Hello, my name is***** and I have over 20 years of experience as a veterinarian. I'm sorry to hear about Aileen's chronic loose stools.
It will be important to describe what sort of loose stools she has to try and localize the problem. Loose stools with mucous or bright red blood and small amounts frequently point more towards large bowel diarrhea
or colitis, whereas just watery stools with no mucous point more toward small bowel disease.
Chronic diarrhea does cause changes in motility of the gut and can lead to reflux and vomiting. It can also lead to bacterial overgrowth in the gut. Probiotics such as Fortiflora or Benebac can help replace appropriate bacteria. I understand that you may have tried one probiotic but perhaps a different one will work better.

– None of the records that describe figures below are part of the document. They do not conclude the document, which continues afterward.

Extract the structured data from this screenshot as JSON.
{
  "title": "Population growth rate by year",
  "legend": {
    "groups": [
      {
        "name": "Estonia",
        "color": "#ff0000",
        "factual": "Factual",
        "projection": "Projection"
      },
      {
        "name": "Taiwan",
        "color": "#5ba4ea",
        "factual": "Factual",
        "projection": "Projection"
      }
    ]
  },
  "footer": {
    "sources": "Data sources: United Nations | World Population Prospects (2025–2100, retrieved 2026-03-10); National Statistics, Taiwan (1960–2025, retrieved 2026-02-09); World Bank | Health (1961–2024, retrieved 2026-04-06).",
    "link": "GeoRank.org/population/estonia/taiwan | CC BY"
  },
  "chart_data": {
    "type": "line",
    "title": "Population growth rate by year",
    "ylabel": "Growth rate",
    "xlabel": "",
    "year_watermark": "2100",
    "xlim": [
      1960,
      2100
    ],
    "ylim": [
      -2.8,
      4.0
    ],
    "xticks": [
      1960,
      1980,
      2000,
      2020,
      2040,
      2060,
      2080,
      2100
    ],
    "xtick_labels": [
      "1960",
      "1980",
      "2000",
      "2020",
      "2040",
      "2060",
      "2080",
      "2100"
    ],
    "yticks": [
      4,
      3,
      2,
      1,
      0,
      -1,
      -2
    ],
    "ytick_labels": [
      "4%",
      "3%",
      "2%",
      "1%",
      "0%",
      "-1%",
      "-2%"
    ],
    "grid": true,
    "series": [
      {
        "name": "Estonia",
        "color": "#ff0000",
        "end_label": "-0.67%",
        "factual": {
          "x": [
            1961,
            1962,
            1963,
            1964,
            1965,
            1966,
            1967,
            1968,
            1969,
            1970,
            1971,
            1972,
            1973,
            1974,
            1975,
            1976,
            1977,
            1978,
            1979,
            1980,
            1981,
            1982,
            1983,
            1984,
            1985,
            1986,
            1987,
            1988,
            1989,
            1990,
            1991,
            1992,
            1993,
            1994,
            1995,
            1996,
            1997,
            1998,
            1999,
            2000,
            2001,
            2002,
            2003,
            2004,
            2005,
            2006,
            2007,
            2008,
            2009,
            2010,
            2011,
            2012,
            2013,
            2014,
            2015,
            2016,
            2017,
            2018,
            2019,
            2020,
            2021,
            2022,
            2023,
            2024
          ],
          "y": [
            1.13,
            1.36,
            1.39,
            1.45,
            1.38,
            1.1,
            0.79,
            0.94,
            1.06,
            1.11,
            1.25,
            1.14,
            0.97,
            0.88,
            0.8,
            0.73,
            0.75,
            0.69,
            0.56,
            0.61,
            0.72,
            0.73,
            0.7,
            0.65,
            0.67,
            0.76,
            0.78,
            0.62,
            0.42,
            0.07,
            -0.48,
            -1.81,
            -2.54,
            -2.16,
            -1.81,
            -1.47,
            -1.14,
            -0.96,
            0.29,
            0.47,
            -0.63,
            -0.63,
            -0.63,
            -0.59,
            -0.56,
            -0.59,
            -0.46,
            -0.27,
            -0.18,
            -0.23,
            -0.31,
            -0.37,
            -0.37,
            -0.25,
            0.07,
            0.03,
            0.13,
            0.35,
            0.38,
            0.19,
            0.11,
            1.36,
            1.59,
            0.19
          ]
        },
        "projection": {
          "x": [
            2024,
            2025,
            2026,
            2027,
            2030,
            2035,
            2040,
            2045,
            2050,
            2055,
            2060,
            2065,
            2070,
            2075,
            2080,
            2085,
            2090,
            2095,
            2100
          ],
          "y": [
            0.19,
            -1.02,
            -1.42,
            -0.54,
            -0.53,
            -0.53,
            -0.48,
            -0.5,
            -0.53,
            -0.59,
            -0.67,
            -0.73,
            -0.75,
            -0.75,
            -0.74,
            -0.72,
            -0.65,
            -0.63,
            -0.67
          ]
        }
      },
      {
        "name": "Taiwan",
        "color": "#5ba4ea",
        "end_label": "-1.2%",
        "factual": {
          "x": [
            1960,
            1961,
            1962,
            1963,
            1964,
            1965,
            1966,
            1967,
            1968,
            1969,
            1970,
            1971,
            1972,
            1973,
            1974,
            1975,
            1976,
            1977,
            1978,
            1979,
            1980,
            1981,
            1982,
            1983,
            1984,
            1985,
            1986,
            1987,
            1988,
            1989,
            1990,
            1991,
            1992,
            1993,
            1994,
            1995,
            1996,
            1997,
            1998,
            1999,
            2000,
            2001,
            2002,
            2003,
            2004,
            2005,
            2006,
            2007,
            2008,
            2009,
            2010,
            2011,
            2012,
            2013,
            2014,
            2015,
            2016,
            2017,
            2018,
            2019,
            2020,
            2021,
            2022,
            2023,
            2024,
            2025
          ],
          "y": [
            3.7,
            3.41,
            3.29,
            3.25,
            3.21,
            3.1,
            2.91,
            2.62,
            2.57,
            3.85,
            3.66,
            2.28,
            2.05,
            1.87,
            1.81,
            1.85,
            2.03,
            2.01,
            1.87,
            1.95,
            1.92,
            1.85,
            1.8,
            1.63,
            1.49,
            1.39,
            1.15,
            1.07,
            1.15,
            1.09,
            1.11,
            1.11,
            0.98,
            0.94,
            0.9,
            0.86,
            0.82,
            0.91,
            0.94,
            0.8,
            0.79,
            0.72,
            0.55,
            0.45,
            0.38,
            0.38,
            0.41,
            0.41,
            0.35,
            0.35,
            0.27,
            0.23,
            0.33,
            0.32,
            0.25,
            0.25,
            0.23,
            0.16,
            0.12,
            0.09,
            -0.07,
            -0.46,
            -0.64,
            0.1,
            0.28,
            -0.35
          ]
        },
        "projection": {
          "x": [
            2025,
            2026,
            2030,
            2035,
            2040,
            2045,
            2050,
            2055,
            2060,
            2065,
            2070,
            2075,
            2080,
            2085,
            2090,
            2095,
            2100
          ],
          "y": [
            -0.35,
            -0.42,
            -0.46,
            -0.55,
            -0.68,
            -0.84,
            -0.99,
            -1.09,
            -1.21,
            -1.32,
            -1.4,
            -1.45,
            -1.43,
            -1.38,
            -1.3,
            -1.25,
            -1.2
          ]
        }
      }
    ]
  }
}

I assume that she has had stool samples checked to make sure that parasites aren't part of her problem. Sometimes we need to submit these to the laboratory rather than checking them in the clinic to look for more unusual parasites.
Have any other diagnostic tests been checked?
Has she had a fecal culture to check for abnormal bacteria such as clostridia?
In a young cat parasites, abnormal bacteria and food
sensitivities account for most loose stools.
Is she losing weight?
If she truly doesn't have parasites or abnormal bacteria it is quite possible that she has a food allergy/sensitivity or inflammatory bowel disease and that she needs a low residue, easy to digest food or a hypoallergenic food to be able to properly digest and absorb her food and not have loose stools. I highly recommend a trial of either Hills i/d or Purina Veterinary Diets EN. No treats, table food or flavored medications while she is on her food trial. If he does well she can eat these foods for life as they are balanced.
Cats with food allergies can benefit from Hills z/d or Purina Veterinary Diets HA.
Cats with inflammatory bowel disease will worsen with stressful situations. There may be times when she will need medications too, such as metronidazole or even steroids too if that is her problem, but I have found that a consistent, easy to digest diet is very helpful for long term control.
We can diagnose inflammatory bowel disease via biopsies, but checking blood levels of folate and cobamalin may point toward primary intestinal disease and what part specifically may be affected.
There are other possibilities too.
Addison's disease, which is a poorly functioning adrenal gland, can lead to chronic diarrhea and vomiting. These kitties cannot handle stress at all because their adrenal gland doesn't produce cortisone when stressed and their electrolytes can be off too if their adrenal gland isn't controlling that normally either. We see vomiting, diarrhea and sometimes physical collapse in severely affected cats. This is more common in dogs than cats. Testing is an ACTH response test to check adrenal gland function and checking electrolyte levels. Treatment is steroid replacement therapy and electrolyte replacement.
Pancreatic insufficiency is another possibility. These cats have a pancreas that produces a decreased amount of digestive enzymes, and the amount produced can wax and wane in some cases, especially early in the disease process. Testing is by running a blood test called a TLI which checks for digestive enzymes. Treatment is replacement of digestive enzymes at each meal. An easier to digest food would be expected to create less problems with digestion and as such less diarrhea.Kidney
and liver disease can cause diarrhea too, but I would expect her to be sicker in general.
In short since this has been a long term problem for Aileen then more diagnostics need to be done. They can be as simple as fecal checks and cultures, as well as a complete blood count and biochemistry profile to assess general health. Or they can be more invasive such as biopsies of her gastrointestinal tract to look for inflammatory bowel disease or infiltrative cancers such as lymphoma.
In the meantime it may help to food fast her for 12 hours to stop gut spasms then offer a bland diet mix of 2/3 boiled, minced, white, skinless chicken and 1/3 boiled, plain, white rice mixed with some low salt chicken broth to make it easy to lap up and swallow as well as increase her fluid intake. Probiotics such as Fortiflora, Proviable, or Benebac can help replace appropriate bacteria. You can add those to the bland diet mix.
Please let me know if you have any further questions.